US 11,948,070 B2
Hardware implementation of a convolutional neural network
Clifford Gibson, St. Albans (GB); and James Imber, Hemel Hempstead (GB)
Assigned to Imagination Technologies Limited, Kings Langley (GB)
Filed by Imagination Technologies Limited, Kings Langley (GB)
Filed on Apr. 10, 2023, as Appl. No. 18/132,929.
Application 18/132,929 is a continuation of application No. 15/585,571, filed on May 3, 2017, granted, now 11,625,581, issued on Apr. 11, 2023.
Claims priority of application No. 1607713 (GB), filed on May 3, 2016.
Prior Publication US 2023/0306248 A1, Sep. 28, 2023
Int. Cl. G06N 3/063 (2023.01); G06F 7/00 (2006.01); G06F 7/544 (2006.01); G06N 3/04 (2023.01); G06N 3/045 (2023.01); G06N 3/08 (2023.01)
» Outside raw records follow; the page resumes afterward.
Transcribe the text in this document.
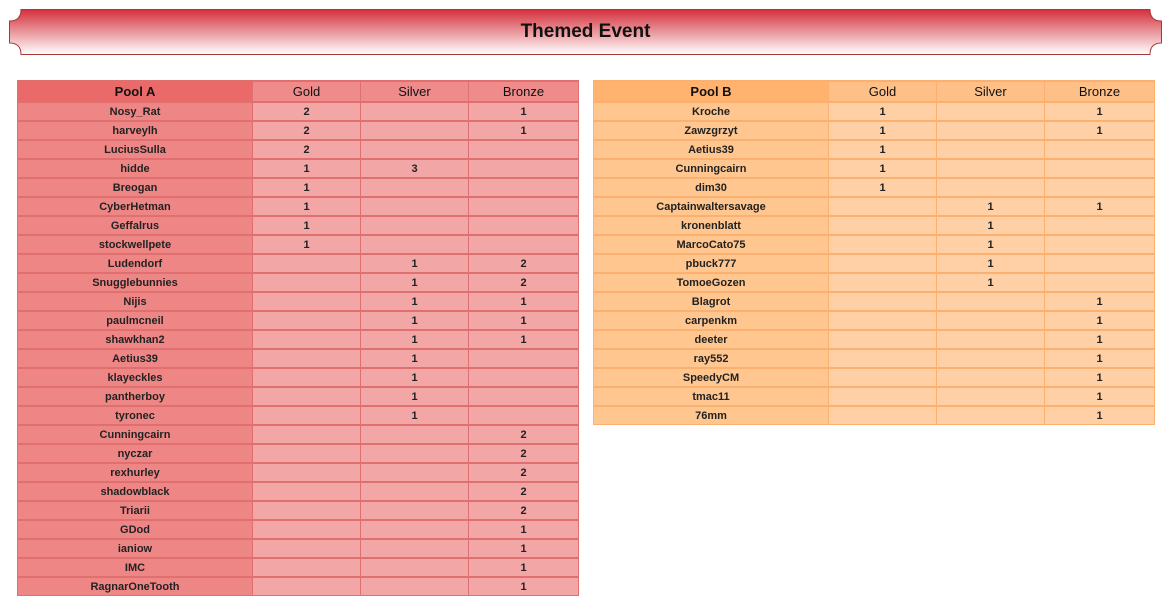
Themed Event
Pool A	Gold	Silver	Bronze
Nosy_Rat	2		1
harveylh	2		1
LuciusSulla	2		
hidde	1	3	
Breogan	1		
CyberHetman	1		
Geffalrus	1		
stockwellpete	1		
Ludendorf		1	2
Snugglebunnies		1	2
Nijis		1	1
paulmcneil		1	1
shawkhan2		1	1
Aetius39		1	
klayeckles		1	
pantherboy		1	
tyronec		1	
Cunningcairn			2
nyczar			2
rexhurley			2
shadowblack			2
Triarii			2
GDod			1
ianiow			1
IMC			1
RagnarOneTooth			1
Pool B	Gold	Silver	Bronze
Kroche	1		1
Zawzgrzyt	1		1
Aetius39	1		
Cunningcairn	1		
dim30	1		
Captainwaltersavage		1	1
kronenblatt		1	
MarcoCato75		1	
pbuck777		1	
TomoeGozen		1	
Blagrot			1
carpenkm			1
deeter			1
ray552			1
SpeedyCM			1
tmac11			1
76mm			1
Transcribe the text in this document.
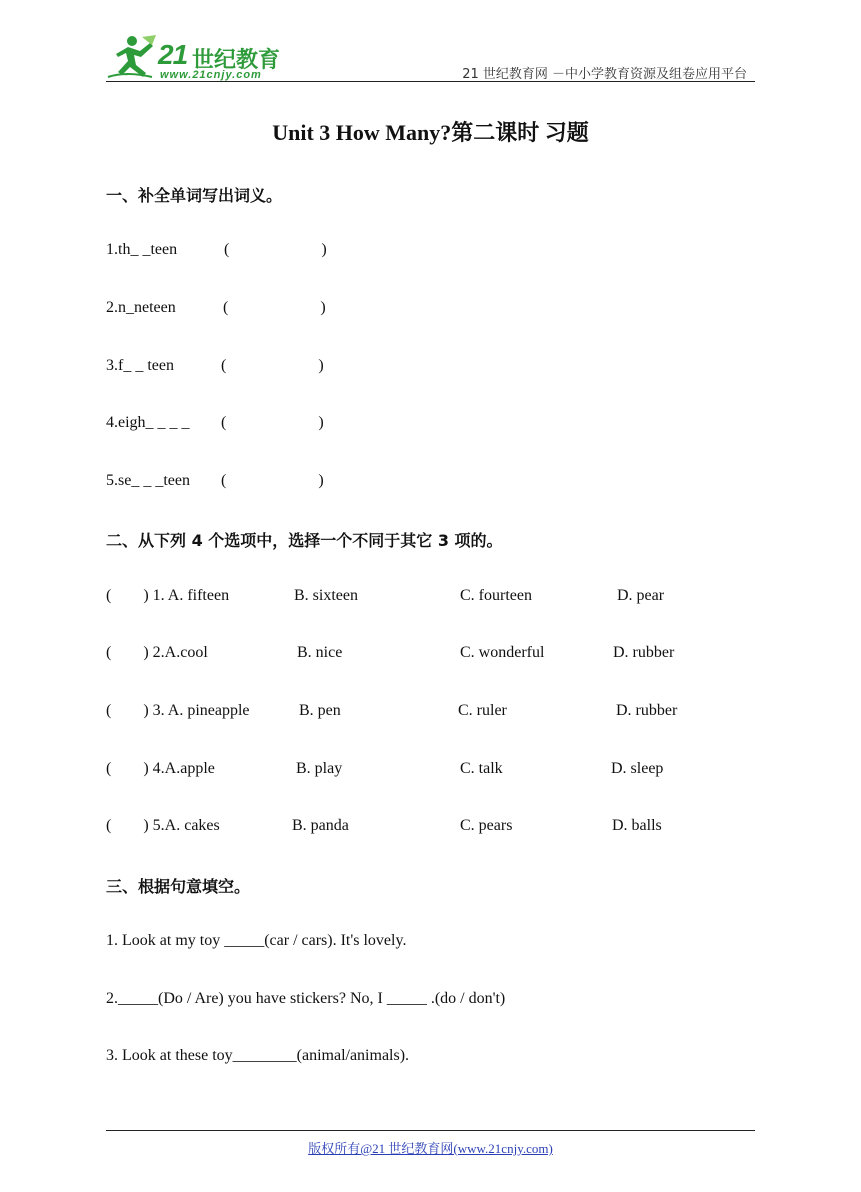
21 世纪教育
www.21cnjy.com	21 世纪教育网 －中小学教育资源及组卷应用平台
Unit 3 How Many?第二课时 习题
一、补全单词写出词义。
1.th_ _teen	(                       )
2.n_neteen	(                       )
3.f_ _ teen	(                       )
4.eigh_ _ _ _ (                       )
5.se_ _ _teen (                       )
二、从下列 4 个选项中，选择一个不同于其它 3 项的。
(        ) 1. A. fifteen	B. sixteen	C. fourteen	D. pear
(        ) 2.A.cool	B. nice	C. wonderful	D. rubber
(        ) 3. A. pineapple	B. pen	C. ruler	D. rubber
(        ) 4.A.apple	B. play	C. talk	D. sleep
(        ) 5.A. cakes	B. panda	C. pears	D. balls
三、根据句意填空。
1. Look at my toy _____(car / cars). It's lovely.
2._____(Do / Are) you have stickers? No, I _____ .(do / don't)
3. Look at these toy________(animal/animals).
版权所有@21 世纪教育网(www.21cnjy.com)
CPC G06N 3/063 (2013.01) [G06F 7/00 (2013.01); G06F 7/5443 (2013.01); G06N 3/04 (2013.01); G06N 3/045 (2023.01); G06N 3/08 (2013.01)] 20 Claims
OG exemplary drawing
 
1. Hardware to implement a convolutional neural network (CNN), comprising:
a memory interface configured to receive, from external memory, weights and input data to be used in calculations within the CNN, as well as command information to control operation of the hardware;
a coefficient buffer controller configured to receive the weights and pass the weights to a coefficient buffer, the coefficient buffer configured to store the weights received from the coefficient buffer controller;
an input buffer controller configured to receive the input data and pass the input data to a plurality of input buffers, the plurality of input buffers configured to store the input data received from the input buffer controller;
a command decoder configured to decode the command information and subsequently issue control information to the coefficient buffer controller and the input buffer controller to control a manner in which the weights and input data are stored in the coefficient buffer and the plurality of input buffers respectively;
a plurality of convolution engines configured to perform one or more convolution operations on the input data in the plurality of input buffers using the weights in the coefficient buffer;
a plurality of accumulators configured to receive results of the plurality of convolution engines and add the results of the convolution engines to values stored in an accumulation buffer, the accumulation buffer configured to store accumulated results from the plurality of accumulators;
a shared buffer;
an activation module configured to perform at least one of a number of different activation functions on data in the accumulation buffer and store the results in the shared buffer;
a normalize module configured to perform one of a number of different normalizing functions on data in the shared buffer and store the results in the shared buffer; and
a pool module configured to perform a pooling operation on data in the shared buffer and store the results in the shared buffer.